Das Bundesgericht hat in einem neuen Entscheid die Grundsätze zur Schutzfähigkeit einer Melodie als Marke festgelegt. Text braucht es nicht, eine eingängige und wiedererkennbare Tonfolge genügt. Nicht notwendig ist, dass das Sound-Logo exakt nachgesungen werden kann.

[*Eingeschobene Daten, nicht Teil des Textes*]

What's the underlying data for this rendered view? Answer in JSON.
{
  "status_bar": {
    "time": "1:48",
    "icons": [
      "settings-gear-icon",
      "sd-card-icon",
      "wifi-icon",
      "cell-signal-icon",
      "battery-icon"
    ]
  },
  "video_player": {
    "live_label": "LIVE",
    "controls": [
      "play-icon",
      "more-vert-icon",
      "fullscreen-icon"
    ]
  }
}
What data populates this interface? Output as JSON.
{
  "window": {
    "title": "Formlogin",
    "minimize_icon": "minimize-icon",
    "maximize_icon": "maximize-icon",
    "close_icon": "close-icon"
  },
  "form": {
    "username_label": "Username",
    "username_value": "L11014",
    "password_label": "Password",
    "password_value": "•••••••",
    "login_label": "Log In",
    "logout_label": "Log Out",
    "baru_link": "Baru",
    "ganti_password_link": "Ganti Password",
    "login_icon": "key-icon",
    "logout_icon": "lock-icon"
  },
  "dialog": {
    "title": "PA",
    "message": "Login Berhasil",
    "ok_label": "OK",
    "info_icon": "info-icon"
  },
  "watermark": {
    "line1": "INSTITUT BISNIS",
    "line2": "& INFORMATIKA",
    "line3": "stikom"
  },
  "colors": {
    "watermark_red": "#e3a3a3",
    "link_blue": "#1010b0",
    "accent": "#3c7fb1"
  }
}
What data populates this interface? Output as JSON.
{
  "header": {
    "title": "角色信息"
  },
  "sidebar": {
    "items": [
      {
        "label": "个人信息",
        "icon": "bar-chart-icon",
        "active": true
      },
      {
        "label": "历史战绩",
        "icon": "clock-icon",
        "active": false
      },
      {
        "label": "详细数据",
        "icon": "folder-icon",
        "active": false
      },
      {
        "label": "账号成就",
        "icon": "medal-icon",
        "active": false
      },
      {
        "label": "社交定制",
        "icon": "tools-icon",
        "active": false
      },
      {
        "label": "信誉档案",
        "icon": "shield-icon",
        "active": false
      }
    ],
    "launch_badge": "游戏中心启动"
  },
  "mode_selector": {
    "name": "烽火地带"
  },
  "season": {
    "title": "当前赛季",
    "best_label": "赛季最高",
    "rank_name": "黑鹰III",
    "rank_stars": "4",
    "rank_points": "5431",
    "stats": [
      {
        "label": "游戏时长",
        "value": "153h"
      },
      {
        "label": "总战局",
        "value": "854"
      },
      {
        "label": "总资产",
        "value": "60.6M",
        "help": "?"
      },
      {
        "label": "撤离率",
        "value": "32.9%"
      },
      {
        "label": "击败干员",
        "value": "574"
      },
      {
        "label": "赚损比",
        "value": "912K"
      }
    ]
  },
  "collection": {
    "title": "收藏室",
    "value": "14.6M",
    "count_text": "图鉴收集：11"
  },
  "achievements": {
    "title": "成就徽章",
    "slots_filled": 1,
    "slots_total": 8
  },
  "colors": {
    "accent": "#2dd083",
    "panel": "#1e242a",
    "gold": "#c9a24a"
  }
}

Seit 2005 sprach das Eidg. Institut für Geistiges Eigentum (IGE, www.ige.ch) Melodien ohne sprachliche Elemente die Schutzfähigkeit als Marke ab. Dies nachdem früher bereits solche Melodien, etwa das berühmte „Dü-da-doo“ des Postautos ins Markenregister eingetragen werden konnten. 2007 verweigerte das IGE auf dieser Grundlage die Eintragung einer wortlosen Werbemelodie eines deutschen Süsswarenherstellers. Das Bundesgericht hat nun in seinem Entscheid (BGE 4A_566/2008 vom 7. April 2009) dessen Beschwerde gutgeheissen und die Eintragung der Melodie ins Markenregister angeordnet. Sprachliche Elemente seien für die Schutzfähigkeit nicht erforderlich, vielmehr könne auch ein kurzes, in sich geschlossenes musikalisches Thema vom Adressaten bereits beim ersten Hören als Hinweis auf ein Produkt verstanden werden. Auch müsse die Melodie nicht vom Konsumenten wiedergegeben werden können, ein Wiedererkennen würde genügen. Das Bundesgericht hielt jedoch auch fest, dass etwa die Melodie eines bekannten Weihnachtsliedes für Christbaumschmuck als Gemeingut vom Markenschutz ausgeschlossen wäre.